Os dados que vi, que são dos anos 1980 ou 1990, mostram que há reservas contra vacinas em pessoas de todo o espectro político, com todo tipo de filiação política e religiosa, de idade, de gênero.

Uma coisa interessante é que há pessoas na direita que não concordam com nada da esquerda, exceto que ambos suspeitam da vacina. A extrema direita e a extrema esquerda são dois grupos que tendem a desconfiar da vacinação.

É uma atitude ligada à sua relação geral com o governo. Os extremos dividem sempre uma insatisfação com o governo em si.

Um estudo recente sugeriu que uma das coisas que vários grupos que não se vacinam têm em comum é a insularidade —estar separado da sociedade, por alguma razão, como fazem os judeus hassídicos e os amish.

A sra. acha que, com a mudança de governo de Donald Trump para Joe Biden, o apelo para se vacinar vai aumentar ou diminuir? Por um lado, Biden tem uma visão de política de saúde mais ampla, mas a extrema direita tinha uma afinidade maior com Trump.

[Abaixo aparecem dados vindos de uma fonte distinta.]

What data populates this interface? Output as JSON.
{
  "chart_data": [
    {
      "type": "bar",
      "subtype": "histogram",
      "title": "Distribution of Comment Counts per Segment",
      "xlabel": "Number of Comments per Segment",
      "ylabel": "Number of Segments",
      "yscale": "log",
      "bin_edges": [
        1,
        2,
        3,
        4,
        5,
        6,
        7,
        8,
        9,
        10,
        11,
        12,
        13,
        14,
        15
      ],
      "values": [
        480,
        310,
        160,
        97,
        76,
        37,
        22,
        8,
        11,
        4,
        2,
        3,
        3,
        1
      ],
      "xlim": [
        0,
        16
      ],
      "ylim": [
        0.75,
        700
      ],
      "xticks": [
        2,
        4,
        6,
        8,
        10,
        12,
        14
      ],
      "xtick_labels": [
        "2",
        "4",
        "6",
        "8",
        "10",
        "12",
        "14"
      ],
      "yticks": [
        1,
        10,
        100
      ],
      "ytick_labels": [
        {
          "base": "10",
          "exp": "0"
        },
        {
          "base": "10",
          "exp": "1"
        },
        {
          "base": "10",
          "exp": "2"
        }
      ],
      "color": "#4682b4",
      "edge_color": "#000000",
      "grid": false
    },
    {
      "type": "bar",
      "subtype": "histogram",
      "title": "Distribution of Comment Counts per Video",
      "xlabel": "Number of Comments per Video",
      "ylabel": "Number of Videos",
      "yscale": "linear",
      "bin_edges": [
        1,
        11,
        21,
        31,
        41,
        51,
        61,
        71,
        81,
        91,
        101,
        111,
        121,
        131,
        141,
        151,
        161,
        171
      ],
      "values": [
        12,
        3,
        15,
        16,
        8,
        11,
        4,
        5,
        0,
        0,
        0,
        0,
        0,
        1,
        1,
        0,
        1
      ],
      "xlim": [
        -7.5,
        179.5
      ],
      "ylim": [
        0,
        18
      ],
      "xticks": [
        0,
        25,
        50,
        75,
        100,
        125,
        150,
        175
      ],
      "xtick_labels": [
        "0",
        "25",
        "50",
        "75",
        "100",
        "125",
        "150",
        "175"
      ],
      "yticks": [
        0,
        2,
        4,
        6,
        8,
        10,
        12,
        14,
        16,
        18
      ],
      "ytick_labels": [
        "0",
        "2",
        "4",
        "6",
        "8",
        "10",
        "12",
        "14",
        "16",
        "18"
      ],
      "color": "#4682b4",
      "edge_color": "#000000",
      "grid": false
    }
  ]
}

Pode ir para qualquer um dos lados, mas meu instinto é que, se há uma sensação maior de estabilidade, de que o governo é confiável, isso vai aumentar os níveis de imunização e a confiança nas vacinas —não importa sua filiação política.

Eu me baseio nessas experiências do Paquistão e da Nigéria, países em que o governo estava em desordem. Era assim que nos sentíamos sob Trump. Era um caos. Talvez mesmo os apoiadores dele sentissem que as coisas não funcionavam de forma excelente.

E ainda não temos isso (risos). Mas sentimos, em algum nível, o retorno a uma sensação de competência básica. Eu me sinto mais segura tomando uma vacina supervisionada por um governo que não está enrolado em escândalos, que não é liderado por um incompetente.

A porcentagem de brasileiros que afirmam não querer se vacinar contra a Covid-19 ainda é alta. A última pesquisa Datafolha mostra que 17% das pessoas têm essa posição. Com base nos seus estudos, qual é a melhor estratégia para convencer essas pessoas a se vacinarem?

Uma estratégia é providenciar acesso realmente bom a informação de qualidade, em vez de bater nas costas das pessoas e dizer “confie em mim, vai dar certo”. É preciso comunicar com clareza a diferença entre informação confiável e não confiável.

Nas minhas conversas com pessoas resistentes à vacinação, vi uma receptividade à ideia de que elas podem colocar os outros em perigo por sua decisão. Não importa a razão de suas resistências, eles realmente não querem ser uma ameaça para os outros.

O primeiro passo é comunicar que não é uma decisão individual. Você vai expor as outras pessoas, e algumas delas não poderão tomar essa decisão —porque têm doenças graves ou não têm idade suficiente para a vacina. Quando as pessoas pensam por esse ângulo, mudam de ideia com frequência.

Há benefícios claros para você mesmo em se vacinar, mas uma consequência de não fazer isso é colocar a vida dos outros em perigo. Você está insistindo em continuar perigoso.